In the nation of the “fair go”, we’re anything but, when it comes to abortion care
“Some women want to be in their hometown, in their own surroundings, somewhere comfortable”.
These are the words of one our patients at the Marie Stopes Maroondah clinic. Amy had to travel interstate to access a termination of pregnancy and she has felt every bit of stigma and judgement that we, as a society, continue to thrust upon women seeking such a service.
I have spent the last month travelling across Australia visiting our clinics, speaking to our nurses, doctors and patients about the barriers that women face when they are accessing a procedure that one in four Australian women are likely to need in their lifetime.
Abortion is still a contested issue in Australia. Our laws reflect a complicated tangle of regulations that are more a reflection of the appeasement of fringe interest groups than the needs of women.
Where abortion is not considered a crime, public hospitals have differing protocols as to when and how abortion care should be carried out. In the middle of it all is the woman. Not only has she made what is likely to be one of the hardest decisions of her life, she is now faced with a rather confused pathway to access an abortion. This confusion only intensifies as her gestation progresses.

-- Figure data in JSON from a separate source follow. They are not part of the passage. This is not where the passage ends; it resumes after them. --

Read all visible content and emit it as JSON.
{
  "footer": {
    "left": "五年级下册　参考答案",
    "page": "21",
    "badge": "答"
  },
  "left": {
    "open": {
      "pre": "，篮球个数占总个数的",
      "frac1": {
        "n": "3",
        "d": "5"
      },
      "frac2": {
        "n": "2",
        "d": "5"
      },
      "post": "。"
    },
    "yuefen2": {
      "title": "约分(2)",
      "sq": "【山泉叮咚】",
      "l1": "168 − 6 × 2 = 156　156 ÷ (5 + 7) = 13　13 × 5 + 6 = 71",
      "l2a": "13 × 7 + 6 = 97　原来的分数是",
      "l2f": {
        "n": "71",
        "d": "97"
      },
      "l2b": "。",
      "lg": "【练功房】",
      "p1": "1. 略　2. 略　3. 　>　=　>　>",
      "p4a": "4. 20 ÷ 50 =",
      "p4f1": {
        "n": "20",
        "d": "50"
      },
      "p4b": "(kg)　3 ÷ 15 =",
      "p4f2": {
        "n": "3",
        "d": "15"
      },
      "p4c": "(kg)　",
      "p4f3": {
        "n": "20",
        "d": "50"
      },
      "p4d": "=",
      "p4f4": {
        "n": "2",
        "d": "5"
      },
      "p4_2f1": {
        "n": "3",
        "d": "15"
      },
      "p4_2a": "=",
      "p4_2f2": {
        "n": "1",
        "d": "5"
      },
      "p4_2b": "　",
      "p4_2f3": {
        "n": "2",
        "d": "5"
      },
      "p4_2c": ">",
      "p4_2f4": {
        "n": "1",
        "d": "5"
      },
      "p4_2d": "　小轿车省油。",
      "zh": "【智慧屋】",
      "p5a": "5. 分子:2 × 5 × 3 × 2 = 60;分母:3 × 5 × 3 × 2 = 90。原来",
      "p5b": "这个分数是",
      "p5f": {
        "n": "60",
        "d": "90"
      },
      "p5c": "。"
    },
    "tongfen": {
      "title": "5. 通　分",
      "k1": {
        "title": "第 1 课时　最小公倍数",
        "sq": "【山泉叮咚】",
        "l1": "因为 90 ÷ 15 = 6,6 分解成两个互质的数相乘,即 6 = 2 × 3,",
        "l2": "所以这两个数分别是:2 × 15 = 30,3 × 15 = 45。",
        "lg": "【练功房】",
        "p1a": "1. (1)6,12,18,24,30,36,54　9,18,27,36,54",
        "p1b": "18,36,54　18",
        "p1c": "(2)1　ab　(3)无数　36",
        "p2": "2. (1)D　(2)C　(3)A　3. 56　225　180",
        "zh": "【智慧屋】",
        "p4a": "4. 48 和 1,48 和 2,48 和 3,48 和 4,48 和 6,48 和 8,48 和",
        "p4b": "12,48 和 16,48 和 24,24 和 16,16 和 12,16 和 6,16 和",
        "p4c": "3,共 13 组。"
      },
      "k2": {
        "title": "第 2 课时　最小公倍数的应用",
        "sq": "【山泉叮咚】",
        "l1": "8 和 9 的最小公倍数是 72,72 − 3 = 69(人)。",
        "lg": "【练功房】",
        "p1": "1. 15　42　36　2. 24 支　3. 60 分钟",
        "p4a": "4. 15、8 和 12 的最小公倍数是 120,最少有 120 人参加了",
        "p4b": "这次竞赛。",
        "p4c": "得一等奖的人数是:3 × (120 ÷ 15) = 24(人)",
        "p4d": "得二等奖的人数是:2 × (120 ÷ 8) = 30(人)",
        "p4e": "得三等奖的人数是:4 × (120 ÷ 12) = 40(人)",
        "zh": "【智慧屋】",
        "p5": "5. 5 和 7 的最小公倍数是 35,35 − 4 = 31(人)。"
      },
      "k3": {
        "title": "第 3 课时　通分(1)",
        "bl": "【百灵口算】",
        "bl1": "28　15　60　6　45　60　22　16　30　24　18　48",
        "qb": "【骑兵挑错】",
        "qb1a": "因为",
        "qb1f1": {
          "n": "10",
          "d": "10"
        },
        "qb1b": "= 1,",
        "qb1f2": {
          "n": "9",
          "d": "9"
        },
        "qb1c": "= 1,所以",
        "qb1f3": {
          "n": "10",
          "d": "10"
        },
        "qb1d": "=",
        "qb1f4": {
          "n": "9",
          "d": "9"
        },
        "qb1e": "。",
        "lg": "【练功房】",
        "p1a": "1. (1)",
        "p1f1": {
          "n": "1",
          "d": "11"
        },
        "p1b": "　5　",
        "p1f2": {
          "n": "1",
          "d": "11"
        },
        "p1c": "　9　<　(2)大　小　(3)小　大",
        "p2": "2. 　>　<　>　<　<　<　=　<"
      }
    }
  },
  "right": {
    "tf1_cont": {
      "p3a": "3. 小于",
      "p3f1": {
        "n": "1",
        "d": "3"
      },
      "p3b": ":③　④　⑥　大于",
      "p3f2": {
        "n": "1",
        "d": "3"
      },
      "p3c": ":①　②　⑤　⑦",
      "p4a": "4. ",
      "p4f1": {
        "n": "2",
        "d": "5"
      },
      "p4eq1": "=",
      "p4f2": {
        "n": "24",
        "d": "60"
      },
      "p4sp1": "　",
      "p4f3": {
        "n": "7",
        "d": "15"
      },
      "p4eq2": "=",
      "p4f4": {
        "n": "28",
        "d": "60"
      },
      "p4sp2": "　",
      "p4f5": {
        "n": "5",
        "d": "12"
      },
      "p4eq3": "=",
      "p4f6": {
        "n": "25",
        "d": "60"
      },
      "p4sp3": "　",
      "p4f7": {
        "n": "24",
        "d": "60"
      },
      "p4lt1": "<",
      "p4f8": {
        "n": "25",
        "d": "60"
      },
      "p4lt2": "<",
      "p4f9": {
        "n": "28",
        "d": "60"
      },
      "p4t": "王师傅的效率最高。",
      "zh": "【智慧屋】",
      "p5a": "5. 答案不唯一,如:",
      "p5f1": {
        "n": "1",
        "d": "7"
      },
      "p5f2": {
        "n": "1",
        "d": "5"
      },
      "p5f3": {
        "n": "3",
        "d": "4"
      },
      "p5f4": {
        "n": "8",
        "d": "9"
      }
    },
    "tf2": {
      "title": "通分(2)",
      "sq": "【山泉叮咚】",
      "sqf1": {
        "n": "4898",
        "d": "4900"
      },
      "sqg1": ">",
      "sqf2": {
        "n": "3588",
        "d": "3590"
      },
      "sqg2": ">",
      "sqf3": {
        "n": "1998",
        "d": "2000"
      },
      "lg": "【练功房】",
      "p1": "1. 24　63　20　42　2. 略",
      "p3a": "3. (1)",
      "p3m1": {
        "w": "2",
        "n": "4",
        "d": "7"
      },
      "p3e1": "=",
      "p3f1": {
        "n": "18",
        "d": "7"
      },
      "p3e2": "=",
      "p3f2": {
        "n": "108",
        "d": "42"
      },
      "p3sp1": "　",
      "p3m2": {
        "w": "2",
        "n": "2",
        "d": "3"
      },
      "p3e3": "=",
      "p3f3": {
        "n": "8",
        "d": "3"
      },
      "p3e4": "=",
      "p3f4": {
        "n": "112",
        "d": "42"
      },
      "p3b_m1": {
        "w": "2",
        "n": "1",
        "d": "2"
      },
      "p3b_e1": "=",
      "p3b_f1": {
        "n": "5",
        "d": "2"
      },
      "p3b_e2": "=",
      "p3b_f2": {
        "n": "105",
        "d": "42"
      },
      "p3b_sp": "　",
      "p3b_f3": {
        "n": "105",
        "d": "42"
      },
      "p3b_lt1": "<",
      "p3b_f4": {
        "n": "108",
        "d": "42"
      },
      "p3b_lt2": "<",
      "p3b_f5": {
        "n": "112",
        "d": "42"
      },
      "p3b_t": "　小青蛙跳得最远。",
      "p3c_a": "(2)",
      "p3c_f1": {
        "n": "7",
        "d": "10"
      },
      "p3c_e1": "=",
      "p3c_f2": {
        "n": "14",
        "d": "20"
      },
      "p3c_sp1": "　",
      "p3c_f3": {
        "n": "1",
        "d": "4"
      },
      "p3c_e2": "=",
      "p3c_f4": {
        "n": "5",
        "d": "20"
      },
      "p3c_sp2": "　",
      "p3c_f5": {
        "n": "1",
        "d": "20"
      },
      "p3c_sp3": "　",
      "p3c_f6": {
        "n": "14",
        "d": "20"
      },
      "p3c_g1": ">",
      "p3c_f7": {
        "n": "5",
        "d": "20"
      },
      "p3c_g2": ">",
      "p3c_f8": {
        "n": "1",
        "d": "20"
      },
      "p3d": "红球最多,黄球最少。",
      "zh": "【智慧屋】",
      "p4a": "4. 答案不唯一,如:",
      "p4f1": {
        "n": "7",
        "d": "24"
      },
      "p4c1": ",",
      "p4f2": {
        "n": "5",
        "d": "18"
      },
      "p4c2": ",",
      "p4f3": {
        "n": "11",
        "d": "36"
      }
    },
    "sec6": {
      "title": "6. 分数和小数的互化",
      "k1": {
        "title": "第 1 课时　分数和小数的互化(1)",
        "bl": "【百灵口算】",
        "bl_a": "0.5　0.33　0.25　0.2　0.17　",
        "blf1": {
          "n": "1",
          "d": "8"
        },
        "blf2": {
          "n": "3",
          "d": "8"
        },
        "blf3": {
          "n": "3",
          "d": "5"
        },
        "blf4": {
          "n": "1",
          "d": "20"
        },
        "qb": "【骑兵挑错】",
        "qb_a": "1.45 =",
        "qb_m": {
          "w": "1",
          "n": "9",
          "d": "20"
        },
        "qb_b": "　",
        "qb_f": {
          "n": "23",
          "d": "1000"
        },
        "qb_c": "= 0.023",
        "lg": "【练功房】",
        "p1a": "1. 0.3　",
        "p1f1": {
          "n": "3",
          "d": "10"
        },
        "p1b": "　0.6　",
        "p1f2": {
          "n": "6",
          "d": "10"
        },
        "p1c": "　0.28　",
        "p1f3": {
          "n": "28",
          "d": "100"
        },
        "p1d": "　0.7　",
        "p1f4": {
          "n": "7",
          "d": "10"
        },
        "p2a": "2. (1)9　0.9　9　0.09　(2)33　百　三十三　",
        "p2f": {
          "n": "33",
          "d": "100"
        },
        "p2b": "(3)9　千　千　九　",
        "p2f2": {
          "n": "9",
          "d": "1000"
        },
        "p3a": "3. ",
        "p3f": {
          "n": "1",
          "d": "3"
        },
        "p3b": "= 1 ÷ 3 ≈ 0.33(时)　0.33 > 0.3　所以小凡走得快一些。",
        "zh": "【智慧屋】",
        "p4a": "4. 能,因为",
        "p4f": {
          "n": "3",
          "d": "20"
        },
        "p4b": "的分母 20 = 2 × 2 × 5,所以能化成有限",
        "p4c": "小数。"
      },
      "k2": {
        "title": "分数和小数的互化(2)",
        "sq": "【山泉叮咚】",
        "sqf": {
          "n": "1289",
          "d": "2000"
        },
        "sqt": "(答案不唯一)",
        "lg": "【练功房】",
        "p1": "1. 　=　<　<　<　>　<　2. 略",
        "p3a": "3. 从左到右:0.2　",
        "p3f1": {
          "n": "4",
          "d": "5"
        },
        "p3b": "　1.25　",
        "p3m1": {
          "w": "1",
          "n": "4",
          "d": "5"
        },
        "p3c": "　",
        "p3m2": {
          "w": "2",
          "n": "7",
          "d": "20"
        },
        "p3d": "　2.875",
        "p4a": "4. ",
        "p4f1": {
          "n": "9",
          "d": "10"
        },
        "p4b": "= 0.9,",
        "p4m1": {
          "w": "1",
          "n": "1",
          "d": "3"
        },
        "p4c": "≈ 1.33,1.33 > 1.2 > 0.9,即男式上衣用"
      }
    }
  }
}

As a nation, we have an issue with abortion. We often talk about it in hushed tones. We stereotype women as careless when most have become pregnant while using contraception. We struggle to talk about it in a public policy debate without someone resorting to horrendous characterisations of women. Even some of our elected officials in the highest government in the country are comfortable peddling untruths that seek to confuse, hurt, manipulate and brand women and healthcare professionals as murderers.
Recently we hosted a journalist from ABC Background Briefing at the Marie Stopes Maroondah clinic (you can listen to the podcast episode here). She spent two days with women who were, for various personal reasons, accessing a mid-trimester termination. This procedure is complicated, it takes three days and there is a tight-knit team of healthcare professionals who provide round-the-clock care for the women.
We rarely host journalists unless we completely trust them and this instance we built trust with this journalist. The women that access this service are the ones that three Australian Senators recently made vile assumptions about under parliamentary privilege. So to say this is a stigmatized service is an understatement.
What those two days showed her was the complexity of abortion access in Australia.
Women have been turned away from public hospitals in States where is it legal. Others were forced to travel because they could not legally access the service in their own State. The sad fact is that the stories of these women are not unusual. Each week we see women who have had to navigate a broken system to access an abortion.
A service that one in four Australians will need in their lifetime is a service that is worthy of national consistency in its delivery. It should not be a service that is subject to confused laws, regulations and funding arrangements. A service that one in four Australians will need should be a service that is provided as primary healthcare.
For more than a year, Marie Stopes Australia has advocated strongly for national reform of abortion provision. Our work over the past year has revealed that public hospitals, under increasing pressure to respond to chronic disease, are struggling to provide abortion services, if at all. It has revealed that there is a disconnect between abortion law and policy and actual service provision. It has shown that a woman’s access to a service is dependant on her postcode.
For too long, abortion in Australia has been quietly dealt with like a patchwork quilt. The time has come to reform the system. We need a federally funded, federally directed approach to abortion care that provides consistency, clarity and equity for women across Australia. We need a system that delivers abortion care through primary healthcare, and we need to do this in a mature, measured and compassionate way. Because at the heart of all of this are real women, dealing with real decisions that will impact on their lives and the lives of their families. It is time to listen to women like Amy and provide abortion care in a fair and equitable way.
Michelle Thompson is CEO of Marie Stopes Australia, a national not-for-profit provider of sexual and reproductive health and advocacy.